Lembro-me de haver sempre livros à minha volta. Quando era pequeno eles eram muito poucos e por isso muito mais preciosos. A escassez fazia-os gozar de uma procura que levava a que fossem partilhados repetidamente.
Ainda antes de eu saber ler, o meu irmão e o meu primo já tinham lido todos os livros que existiam nas duas casas. Sempre que o magro espólio era aumentado nenhum dos dois aceitava esperar pelo outro e acabavam a ler em simultâneo. O mais rápido esperava uns segundos pelo outro para só então se virar a página. Lembro-me de os ver assim, sentados no último degrau da escada, lado a lado, ora a interiorizar a mensagem ora a ver qual dos dois lia mais rápido. Tal como na natureza, após a escassez vem a sofreguidão. Para saborear não se pode ter fome e eles, que já salivavam antes de abrir a primeira página, liam tudo sem mastigar e sem se preocupar com a digestão.

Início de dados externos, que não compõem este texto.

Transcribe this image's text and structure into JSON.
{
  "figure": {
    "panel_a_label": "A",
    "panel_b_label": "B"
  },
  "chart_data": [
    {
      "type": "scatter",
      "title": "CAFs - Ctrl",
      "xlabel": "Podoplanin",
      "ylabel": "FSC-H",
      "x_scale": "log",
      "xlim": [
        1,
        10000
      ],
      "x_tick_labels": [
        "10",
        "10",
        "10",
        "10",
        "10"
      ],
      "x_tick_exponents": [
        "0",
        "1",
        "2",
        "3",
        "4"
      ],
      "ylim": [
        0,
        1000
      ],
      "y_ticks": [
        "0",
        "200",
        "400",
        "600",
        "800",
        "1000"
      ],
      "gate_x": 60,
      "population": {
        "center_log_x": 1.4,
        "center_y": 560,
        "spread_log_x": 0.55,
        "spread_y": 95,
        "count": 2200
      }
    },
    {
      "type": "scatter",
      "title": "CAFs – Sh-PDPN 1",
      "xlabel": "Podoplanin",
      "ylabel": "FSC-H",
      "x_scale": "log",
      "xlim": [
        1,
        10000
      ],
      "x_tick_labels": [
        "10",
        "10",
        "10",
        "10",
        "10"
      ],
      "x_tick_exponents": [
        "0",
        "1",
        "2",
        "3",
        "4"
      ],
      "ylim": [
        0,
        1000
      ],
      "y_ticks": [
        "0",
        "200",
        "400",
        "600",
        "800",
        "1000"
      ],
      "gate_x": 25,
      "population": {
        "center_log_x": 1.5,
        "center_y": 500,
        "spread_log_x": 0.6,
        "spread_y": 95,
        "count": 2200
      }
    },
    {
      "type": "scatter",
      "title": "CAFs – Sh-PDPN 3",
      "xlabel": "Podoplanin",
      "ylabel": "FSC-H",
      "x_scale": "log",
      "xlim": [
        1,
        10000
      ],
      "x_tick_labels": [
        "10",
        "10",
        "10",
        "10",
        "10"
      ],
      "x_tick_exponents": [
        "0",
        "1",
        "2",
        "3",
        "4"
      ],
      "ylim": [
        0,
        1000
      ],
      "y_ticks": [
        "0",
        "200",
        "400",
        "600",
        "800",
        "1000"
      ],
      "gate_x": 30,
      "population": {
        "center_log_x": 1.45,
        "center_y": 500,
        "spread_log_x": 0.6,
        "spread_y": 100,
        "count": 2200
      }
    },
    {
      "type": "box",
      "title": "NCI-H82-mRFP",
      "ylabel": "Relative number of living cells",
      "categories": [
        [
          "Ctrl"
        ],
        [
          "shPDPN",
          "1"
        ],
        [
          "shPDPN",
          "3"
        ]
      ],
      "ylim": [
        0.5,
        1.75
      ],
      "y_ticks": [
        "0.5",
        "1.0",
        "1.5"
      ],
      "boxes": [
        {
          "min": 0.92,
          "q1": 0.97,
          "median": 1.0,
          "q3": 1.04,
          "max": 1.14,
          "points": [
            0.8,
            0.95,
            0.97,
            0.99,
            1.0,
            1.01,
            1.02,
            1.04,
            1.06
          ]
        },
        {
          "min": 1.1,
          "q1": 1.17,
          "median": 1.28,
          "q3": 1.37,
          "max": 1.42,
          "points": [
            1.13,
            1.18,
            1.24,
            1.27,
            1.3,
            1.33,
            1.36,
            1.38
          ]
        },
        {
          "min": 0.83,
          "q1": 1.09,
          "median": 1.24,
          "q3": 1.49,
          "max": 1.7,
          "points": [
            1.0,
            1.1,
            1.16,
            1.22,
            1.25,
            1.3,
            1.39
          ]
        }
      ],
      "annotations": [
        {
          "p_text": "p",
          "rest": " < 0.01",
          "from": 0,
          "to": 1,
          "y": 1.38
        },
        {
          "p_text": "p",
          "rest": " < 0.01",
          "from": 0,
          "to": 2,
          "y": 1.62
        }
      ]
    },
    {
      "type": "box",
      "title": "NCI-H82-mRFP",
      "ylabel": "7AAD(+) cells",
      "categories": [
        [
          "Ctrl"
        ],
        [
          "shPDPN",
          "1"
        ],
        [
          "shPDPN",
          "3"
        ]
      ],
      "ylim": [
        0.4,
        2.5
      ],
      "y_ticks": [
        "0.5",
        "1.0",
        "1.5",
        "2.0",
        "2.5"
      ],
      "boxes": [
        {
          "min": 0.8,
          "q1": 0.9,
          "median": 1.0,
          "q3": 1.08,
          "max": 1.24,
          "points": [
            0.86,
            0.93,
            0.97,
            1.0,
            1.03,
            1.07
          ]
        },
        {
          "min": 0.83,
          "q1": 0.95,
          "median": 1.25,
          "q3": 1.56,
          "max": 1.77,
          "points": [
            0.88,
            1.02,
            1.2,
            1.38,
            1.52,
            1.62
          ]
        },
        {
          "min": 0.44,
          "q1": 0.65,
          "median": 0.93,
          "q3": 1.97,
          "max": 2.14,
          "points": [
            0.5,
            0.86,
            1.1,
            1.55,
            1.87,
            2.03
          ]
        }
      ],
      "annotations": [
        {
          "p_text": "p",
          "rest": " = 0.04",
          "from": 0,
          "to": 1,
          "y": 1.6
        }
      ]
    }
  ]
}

Eu via aquilo e queria também poder aceder àquele mundo que só existia quando as páginas se abriam. Esse mundo era frequentado por diversas pessoas da família de diferentes gerações. A muito partilhada lista de títulos fazia dos nossos livros um ponto de passagem que mais tarde ou mais cedo todos palmilhavam. Tornavam-se por isso também num ponto de encontro.
Quando finalmente aprendi a ler, a lista do títulos disponíveis nas nossas casas já era um pouco mais generosa e foi crescendo sempre sem nunca mais parar. Nunca tive de ler à desgarrada e nunca soube de mais ninguém que o tivesse feito.
Olhando para as gerações mais recentes, nenhum membro da nossa família alargada partilha o gosto por ler com semelhante intensidade. Todos consomem a maior parte dos tempos livres à frente de ecrãs.
Será que estamos a caminho de um mundo onde, como antes de Gutemberg, os livros voltarão ser lidos apenas por uma minoria?
Da mesma forma que a fotografia não matou a pintura, nem a televisão matou o cinema, também não serão os suportes electrónicos que matarão o livro. Mas mais do que perguntar se os novos suportes são complementares ou alternativos ao livro impresso, a dúvida que me coloco reside na capacidade e na disponibilidade intelectual de quem cresce como espectador passivo em frente de ecrãs. Que capacidade de interpretar, ou até de fantasiar, sobre o que do passado chegou até aos nossos dias terá quem não conhece o cheiro dos livros?